Pioneering Royals
On June 2nd, 1953 Elizabeth II was crowned in Westminster Abbey in the first coronation service to be televised. Here are more pioneering Royals.
On June 2nd, 1953 Elizabeth II was crowned in Westminster Abbey in the first coronation service to be televised. Here are more pioneering Royals:
- The first English king to use a spoon at meal times rather than his hands was Richard II. He also built the first royal bath-house at the Palace of Westminster and is credited with inventing the handkerchief, being recorded in contemporary documents as using square pieces of cloth to wipe his nose.
- The first monarch to wear silk stockings was thought to be Elizabeth I, who was given a pair by her ‘silk woman’, Alice Montagu, in 1560. They can be seen in Hatfield House, where Elizabeth spent much of her childhood. Her successor, James I, attempted to exploit the fashion for silk stockings by planting a mulberry orchard next to St James’s Palace in London to feed silk worms. The plan never took off and the site of the orchard is now occupied by Buckingham Palace.
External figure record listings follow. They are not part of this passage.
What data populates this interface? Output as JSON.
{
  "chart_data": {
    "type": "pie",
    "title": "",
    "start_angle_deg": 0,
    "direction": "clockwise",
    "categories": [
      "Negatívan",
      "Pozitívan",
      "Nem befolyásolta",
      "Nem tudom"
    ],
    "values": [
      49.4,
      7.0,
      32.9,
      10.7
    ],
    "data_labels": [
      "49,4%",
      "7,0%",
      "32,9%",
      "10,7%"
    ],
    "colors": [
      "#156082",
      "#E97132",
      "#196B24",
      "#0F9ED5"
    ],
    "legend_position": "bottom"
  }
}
- The first monarch to travel by train was Queen Victoria, on June 13th, 1842, when she travelled from Slough station, near Windsor, to Paddington in a specially adapted royal carriage drawn by a new steam engine called Phlegethon, named after one of the five rivers of the Greek Underworld. Victoria was also the first British monarch to be photographed. On May 26th, 1857, not long after the birth of her youngest child, Princess Beatrice, Victoria and her family posed on the terrace at Osborne House on the Isle of Wight for the first ever official royal family photograph.
- The first British monarch to travel in a motor-car was Edward VII who in 1896 as Prince of Wales was taken for a ride in England’s first automobile, a Panhard Levassor owned by the Hon. Evelyn Ellis of Datchet in Berkshire.
- The first monarch to broadcast a Christmas message on the radio was George V, who gave a speech, scripted by Rudyard Kipling, from the Sandringham estate in Norfolk in 1932.
- The first British monarch to fly in an aeroplane was Edward VIII, who in 1936 flew from Sandringham to London to be proclaimed king. He took his own twin-engine Dragon Rapide, which in July that year became the first aircraft of the newly created King’s Flight.